Using the Definition of Done in Sprint Planning

Basic

difficulty

Stage 2

Agile IQ® Level

Quality

Practices

Scrum

Framework

Introduction

The Definition of Done (DOD) is a formal description of the state of the Increment when it meets the quality, standards, security, and compliance measures required for the product.

The moment a Product Backlog item meets the Definition of Done, an Increment is born.

The Definition of Done creates transparency by providing everyone a shared understanding of what work needs to be completed as part of the Increment so that it can be potentially releasable and used by customers and stakeholders.

If a Product Backlog item does not meet the Definition of Done, it cannot be released or even presented at the Sprint Review. Instead, it returns to the Product Backlog for future consideration [1].

sprint planning basics and flow-sm
Above: The DOD is a critical input into Sprint Planning

Using the DOD in Sprint Planning

Estimation

The team should consider the length of the Definition of Done when estimating its work.

When a team estimates its work, it estimates what it takes for the whole team to deliver the work to the Definition of Done. The longer the Definition of Done the larger the estimate is likely to be.

Help the Product Owner understand quality

A Product Owner might not understand why your organisation has certain rules about quality and why quality is important. Ultimately, working to a quality standard upfront helps remove and reduce downstream re-work.

Re-work is costly as it takes away time from the team – time better spent delivering. 

The stronger a team’s commitment to quality the more robust the products and services they will deliver for the Product Owner and their customers.

Tasks

The team should have the Definition of Done handy at Sprint Planning and be making direct reference to it when they create their tasks.

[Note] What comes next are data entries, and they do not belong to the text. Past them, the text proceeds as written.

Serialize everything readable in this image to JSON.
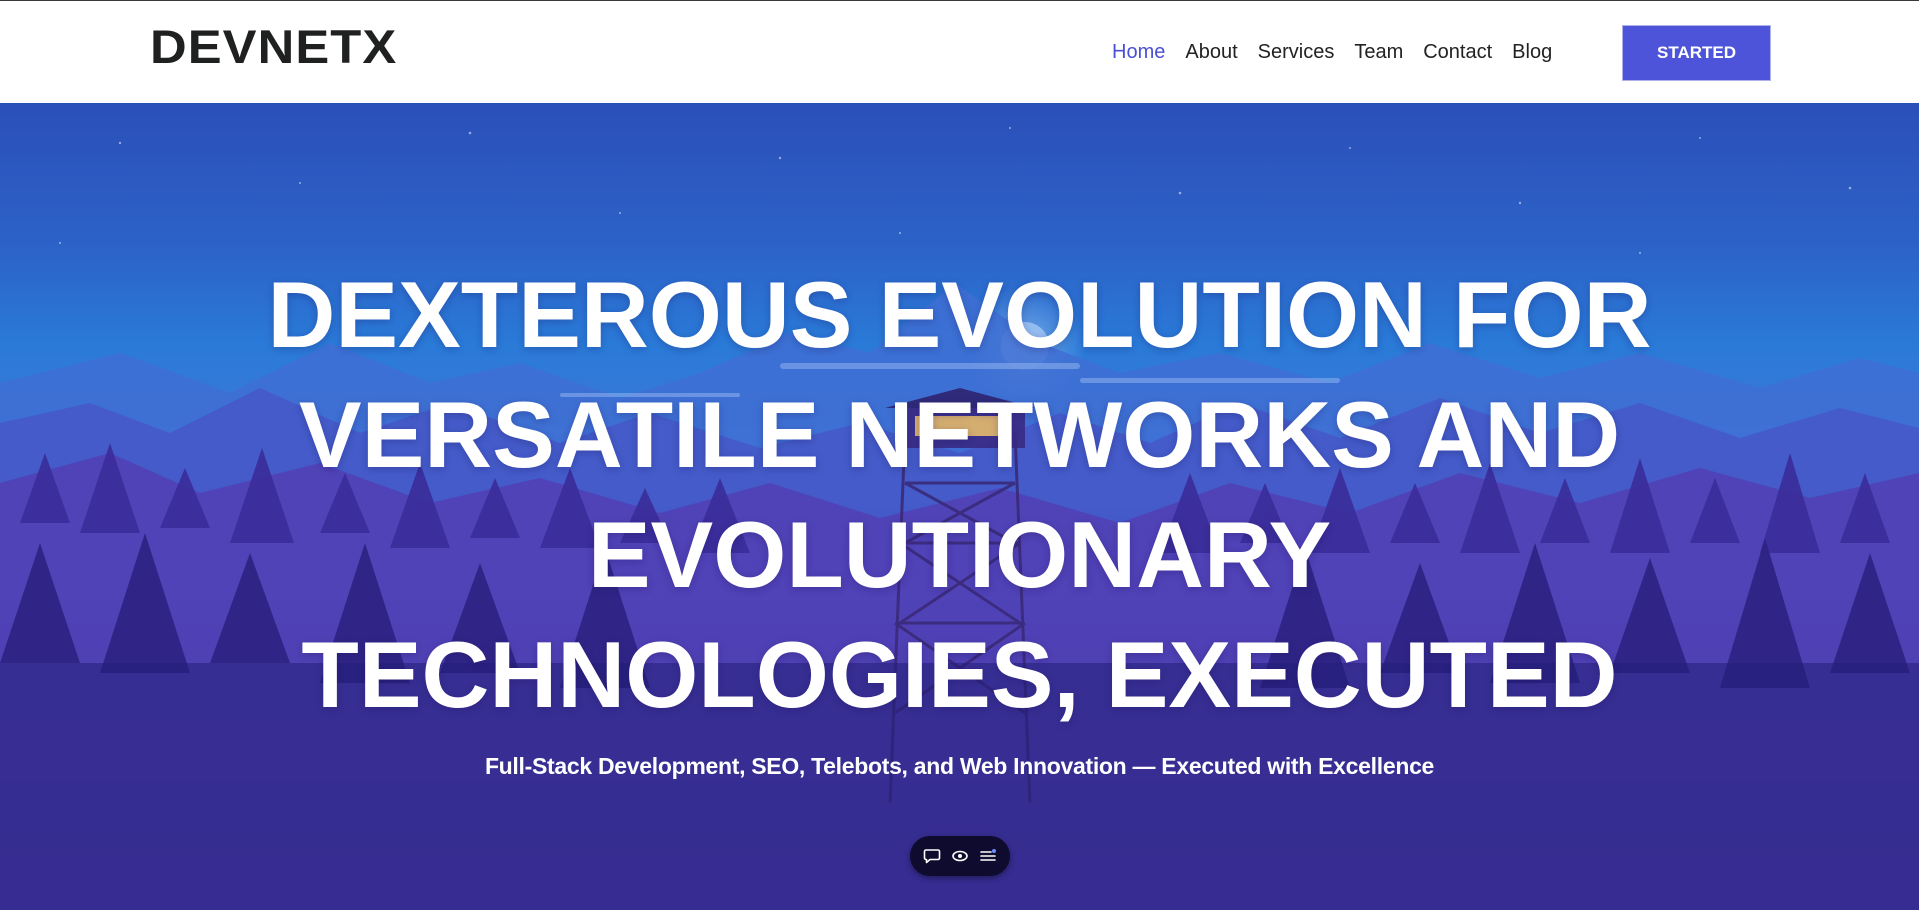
{
  "brand": {
    "logo_text": "DEVNETX"
  },
  "nav": {
    "items": [
      {
        "label": "Home",
        "active": true
      },
      {
        "label": "About",
        "active": false
      },
      {
        "label": "Services",
        "active": false
      },
      {
        "label": "Team",
        "active": false
      },
      {
        "label": "Contact",
        "active": false
      },
      {
        "label": "Blog",
        "active": false
      }
    ],
    "cta_label": "STARTED"
  },
  "hero": {
    "headline_lines": [
      "DEXTEROUS EVOLUTION FOR",
      "VERSATILE NETWORKS AND",
      "EVOLUTIONARY",
      "TECHNOLOGIES, EXECUTED"
    ],
    "subtitle": "Full-Stack Development, SEO, Telebots, and Web Innovation — Executed with Excellence"
  },
  "toolbar": {
    "icons": [
      "chat-bubble-icon",
      "eye-icon",
      "menu-list-icon"
    ]
  },
  "colors": {
    "accent": "#4e54d9",
    "nav_active": "#4a50d6",
    "hero_bottom": "#241f78",
    "hero_sky_top": "#2b4fb8",
    "hero_sky_mid": "#2a7ad8"
  }
}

The types of questions the team members should be asking include:

  • Who is going to do the peer review?
  • How are we going to peer review? Are we going to use a “pairing” pattern like “pair programming” or even “cross-functional pairing”?
  • Which template are we going to use for documentation?
  • Who is going to update the documentation?
  • Who is going to do the spell-checking of documentation?
  • What tasks are we going to do to ensure the documentation is in plain-English?
  • Who is going to do the testing?
  • What test coverage is needed to meet the Definition of Done? Do we need to triage the type of tests we’re going to do?
  • How much testing did we do last time, and what did we do, so that there would be no bugs or defects?
  • How are we going to ensure that security standards are met?

Sequencing of work

Team members should be assessing the logical order in which to deliver the work:

  • What’s the order of our work?
  • Does the Definition of Done assume we deliver our work in a certain way?
  • Are there part time people on the team? Can some of the items in the Definition of Done only be done by certain people with specific skills?
  • Are environments available only at certain times? What tasks do we need to do in order to ensure we’re ready to move between environments at the right time?

References

1. Sutherland, J. and Schwaber, K. (2020). The Scrum Guide. The Definitive Guide to Scrum: The Rules of the Game.